Gas flare from the LNG-plant near Hammerfest. The plant process the gas from Snøhvit, Norway’s only operational gas field in the Barents Sea. Photo: Thomas Nilsen

Norway’s Foreign Minister Jonas Gahr Støre says the new discoveries of gas in the Barents Sea can be taken to the markets by extending the existing pipeline system. Støre presented the gas pipeline plans at a trade union conference on northern strategies in Bodø.

At present, Snøhvit is the only operational gas field in the Barents Sea. The gas is pumped from underwater installations via a pipeline to a LNG processing plant onshore near Hammerfest in Finnmark. Huge LNG tankers then bring the liquid gas to the markets in Europe and USA.

A new pipeline all the way north from the exciting North Sea pipeline system will be some 1,000 kilometers. 

- The development of the Barents Sea as a new European gas region opens large perspectives for economic and industrial development in the north, Støre said in his speech posted on the Ministry’s portal.

State own Gassco is currently working on a study on how the Norwegian shelf gas pipeline system can be extended to the north in the Norwegian Sea area. New pipelines will be offshore all the way.

Foreign Minister Støre however underlined that more gas discoveries need to discovered before a gas pipeline from the Norwegian part of the Barents Sea will be profitable to build.

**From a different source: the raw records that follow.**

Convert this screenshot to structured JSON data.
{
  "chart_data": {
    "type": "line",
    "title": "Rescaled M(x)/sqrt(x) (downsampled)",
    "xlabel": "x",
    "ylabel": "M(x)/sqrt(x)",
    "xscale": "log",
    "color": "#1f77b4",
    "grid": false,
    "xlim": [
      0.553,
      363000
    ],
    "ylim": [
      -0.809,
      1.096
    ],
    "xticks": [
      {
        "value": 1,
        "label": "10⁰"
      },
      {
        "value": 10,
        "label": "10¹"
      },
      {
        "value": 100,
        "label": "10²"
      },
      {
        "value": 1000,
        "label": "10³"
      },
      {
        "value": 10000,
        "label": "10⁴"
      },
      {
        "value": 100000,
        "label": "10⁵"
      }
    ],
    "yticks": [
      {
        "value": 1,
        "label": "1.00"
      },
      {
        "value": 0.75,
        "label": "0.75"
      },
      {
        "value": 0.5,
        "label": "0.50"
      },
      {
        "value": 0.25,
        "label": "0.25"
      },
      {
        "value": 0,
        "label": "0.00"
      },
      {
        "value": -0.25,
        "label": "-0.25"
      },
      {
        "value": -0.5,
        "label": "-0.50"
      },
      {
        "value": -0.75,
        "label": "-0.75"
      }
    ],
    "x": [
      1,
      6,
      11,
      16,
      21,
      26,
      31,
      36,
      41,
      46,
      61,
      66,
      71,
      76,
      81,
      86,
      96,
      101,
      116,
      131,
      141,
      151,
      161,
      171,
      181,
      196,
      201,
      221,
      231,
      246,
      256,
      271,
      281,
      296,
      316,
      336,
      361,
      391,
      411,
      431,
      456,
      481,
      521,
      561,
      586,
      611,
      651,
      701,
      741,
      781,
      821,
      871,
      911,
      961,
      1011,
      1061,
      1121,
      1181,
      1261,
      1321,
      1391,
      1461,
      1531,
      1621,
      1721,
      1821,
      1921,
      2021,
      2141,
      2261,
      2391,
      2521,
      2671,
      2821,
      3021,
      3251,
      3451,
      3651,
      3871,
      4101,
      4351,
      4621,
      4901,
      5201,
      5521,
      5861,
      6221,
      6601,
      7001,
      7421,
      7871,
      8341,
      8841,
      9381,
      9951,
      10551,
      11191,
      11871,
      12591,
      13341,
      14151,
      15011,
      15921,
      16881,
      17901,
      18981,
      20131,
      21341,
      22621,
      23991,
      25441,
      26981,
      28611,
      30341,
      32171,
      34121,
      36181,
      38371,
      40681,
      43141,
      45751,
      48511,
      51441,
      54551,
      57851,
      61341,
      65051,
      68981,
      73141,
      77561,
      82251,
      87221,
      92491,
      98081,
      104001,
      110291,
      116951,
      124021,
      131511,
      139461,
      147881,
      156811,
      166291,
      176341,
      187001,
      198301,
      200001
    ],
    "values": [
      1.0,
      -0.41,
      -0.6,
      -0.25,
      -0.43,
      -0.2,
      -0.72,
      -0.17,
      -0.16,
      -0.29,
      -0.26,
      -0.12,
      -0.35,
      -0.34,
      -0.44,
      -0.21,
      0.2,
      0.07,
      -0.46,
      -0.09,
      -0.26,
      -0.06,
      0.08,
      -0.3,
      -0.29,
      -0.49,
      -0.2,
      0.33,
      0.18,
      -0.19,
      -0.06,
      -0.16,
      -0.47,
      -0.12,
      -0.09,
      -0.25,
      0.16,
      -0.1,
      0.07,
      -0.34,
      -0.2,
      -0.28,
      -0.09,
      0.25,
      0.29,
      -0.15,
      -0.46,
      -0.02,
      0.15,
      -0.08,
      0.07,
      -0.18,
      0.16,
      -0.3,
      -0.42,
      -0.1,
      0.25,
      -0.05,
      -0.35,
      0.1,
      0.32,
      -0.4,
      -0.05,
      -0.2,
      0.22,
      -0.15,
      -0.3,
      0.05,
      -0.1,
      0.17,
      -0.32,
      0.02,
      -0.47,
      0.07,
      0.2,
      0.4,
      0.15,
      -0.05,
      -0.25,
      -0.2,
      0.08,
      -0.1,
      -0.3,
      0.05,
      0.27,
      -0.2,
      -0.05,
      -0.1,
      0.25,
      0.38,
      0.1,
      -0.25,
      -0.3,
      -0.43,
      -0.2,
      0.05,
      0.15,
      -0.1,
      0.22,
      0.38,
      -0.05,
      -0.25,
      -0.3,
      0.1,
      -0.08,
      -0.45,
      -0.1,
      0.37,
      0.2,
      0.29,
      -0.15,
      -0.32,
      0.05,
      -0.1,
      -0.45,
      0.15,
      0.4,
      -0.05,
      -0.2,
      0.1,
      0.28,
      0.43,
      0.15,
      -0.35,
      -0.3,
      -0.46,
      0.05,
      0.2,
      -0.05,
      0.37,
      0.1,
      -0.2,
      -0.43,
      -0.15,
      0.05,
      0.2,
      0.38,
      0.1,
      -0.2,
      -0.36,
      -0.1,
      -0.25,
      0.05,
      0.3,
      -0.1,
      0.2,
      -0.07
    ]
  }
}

Read alsoGas discovery in the Barents Sea turns out promising

LNG tanker outside Hammerfest in northern Norway.
Huge LNG-tanker outside Hammerfest on the Norwegian Barents Sea coast is the only way to get the Arctic gas to the markets today.  Photo: Thomas Nilsen

Russia is also planning to construct a new pipeline from Teriberka on the Kola Peninsula’s Barents Sea coast line down to Vyborg on the Baltic Sea coastline from where the North Stream pipeline brings Russian gas to Germany. The plans are to send gas from the Shtokman field to Europe via the new pipeline. A decision to develop the huge Shtokman field is still waiting. 

A joint Norwegian, Russian pipeline system is another idea in the wake of the positive cooperation following the newly established maritime border between Norway and Russia in the Barents Sea.  Russian gas could then be sent from future offshore fields in the eastern Barents Sea via the north coast of Norway and by that get direct access to the existing distribution system from the North Sea to the markets in Europe.